Gyms can use freemiums too, according to Blair McHaney, the owner of Gold’s Gyms of Wenatchee Valley and vice president of strategic initiatives at Medallia, Inc. “If you take the same principle, what they’re saying is how can we get as many customers as possible and then start to convert them to paying customers?” he explained.
McHaney said a gym has to look at its radius and then ask the same question: How do I turn my entire community into non-paying customers and be able to then up them to paying customers? What a gym can offer as a freemium can vary, but can include spa services and discounts, a pool party twice a year, etc. McHaney said there are a lot of services a gym can access in terms of potential freemiums.
For McHaney and his Gold’s Gym, a freemium is incorporated into membership cancellation. He calls it the alumni creation process. “How do we maintain some sort of a linkage to that person even though they’re not paying us any more?” he said. “Then you start thinking what other value pieces can we add. So that’s really the notion of freemium, is keeping them as a customer. Just think of it this way: You’re keeping them as a customer, they’re just not paying you right now, and if you do that, they’ll circle back and pay you again.”
When a member leaves, they are given guest passes to come back and use the club.
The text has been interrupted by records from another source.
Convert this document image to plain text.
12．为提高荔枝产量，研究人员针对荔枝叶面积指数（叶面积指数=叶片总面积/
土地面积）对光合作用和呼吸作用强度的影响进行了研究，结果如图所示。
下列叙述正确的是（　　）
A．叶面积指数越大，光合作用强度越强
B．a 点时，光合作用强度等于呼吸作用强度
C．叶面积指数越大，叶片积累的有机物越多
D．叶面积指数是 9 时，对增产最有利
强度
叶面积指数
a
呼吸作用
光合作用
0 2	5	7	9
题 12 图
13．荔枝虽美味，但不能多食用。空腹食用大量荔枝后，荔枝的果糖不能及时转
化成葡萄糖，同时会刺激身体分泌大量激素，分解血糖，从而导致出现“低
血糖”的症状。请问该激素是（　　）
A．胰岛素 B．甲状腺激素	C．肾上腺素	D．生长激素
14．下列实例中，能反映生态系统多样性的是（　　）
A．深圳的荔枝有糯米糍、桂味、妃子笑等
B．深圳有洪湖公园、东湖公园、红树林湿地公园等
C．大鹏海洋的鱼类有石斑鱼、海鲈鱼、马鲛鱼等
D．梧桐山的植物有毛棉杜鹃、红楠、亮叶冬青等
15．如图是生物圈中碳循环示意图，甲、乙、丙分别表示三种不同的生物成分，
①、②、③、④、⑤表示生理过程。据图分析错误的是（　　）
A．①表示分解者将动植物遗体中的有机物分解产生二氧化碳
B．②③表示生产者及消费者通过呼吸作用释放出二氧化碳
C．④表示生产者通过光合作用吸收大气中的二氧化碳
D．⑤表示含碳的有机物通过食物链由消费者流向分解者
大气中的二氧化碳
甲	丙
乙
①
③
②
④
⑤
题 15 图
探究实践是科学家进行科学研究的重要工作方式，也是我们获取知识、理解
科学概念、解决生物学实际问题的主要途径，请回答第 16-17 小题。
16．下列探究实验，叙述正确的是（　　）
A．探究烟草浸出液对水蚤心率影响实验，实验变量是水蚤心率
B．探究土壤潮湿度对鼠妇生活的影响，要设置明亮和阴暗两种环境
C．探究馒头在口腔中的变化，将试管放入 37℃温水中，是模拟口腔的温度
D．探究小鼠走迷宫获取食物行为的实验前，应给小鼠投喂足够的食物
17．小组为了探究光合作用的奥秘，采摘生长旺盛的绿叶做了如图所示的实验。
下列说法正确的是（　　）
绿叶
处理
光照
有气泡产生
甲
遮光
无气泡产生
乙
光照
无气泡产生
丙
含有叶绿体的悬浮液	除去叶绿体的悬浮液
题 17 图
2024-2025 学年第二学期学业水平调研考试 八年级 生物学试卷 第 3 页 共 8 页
They are also sent e-mails about various exercise information. “But there’s really something to maintaining that alumni relationship when they leave,” said McHaney. “What that also does is it forces you to redesign your cancellation process in such a way that somebody really wants to be your alumni. I mean, you can’t do damage to that relationship during that cancellation. You’ll also find out at that point just how good a relationship you had with them during the cycle of their membership … because if they had a poor experience, they don’t want to be your alumni either.”
McHaney said his Gold’s Gyms track when people join and ask key questions, such as if they have been a health club member before, and if yes, were they a health club member with his gym? Looking at the numbers over the past twelve months, McHaney said 54 percent of all the memberships at the gym were sold to people who used to be members there. On average, 75 to 80 percent of people joining health clubs have had health club memberships before.
“If you do this right, then when they re-enter the fitness space, they re-enter with you,” said McHaney.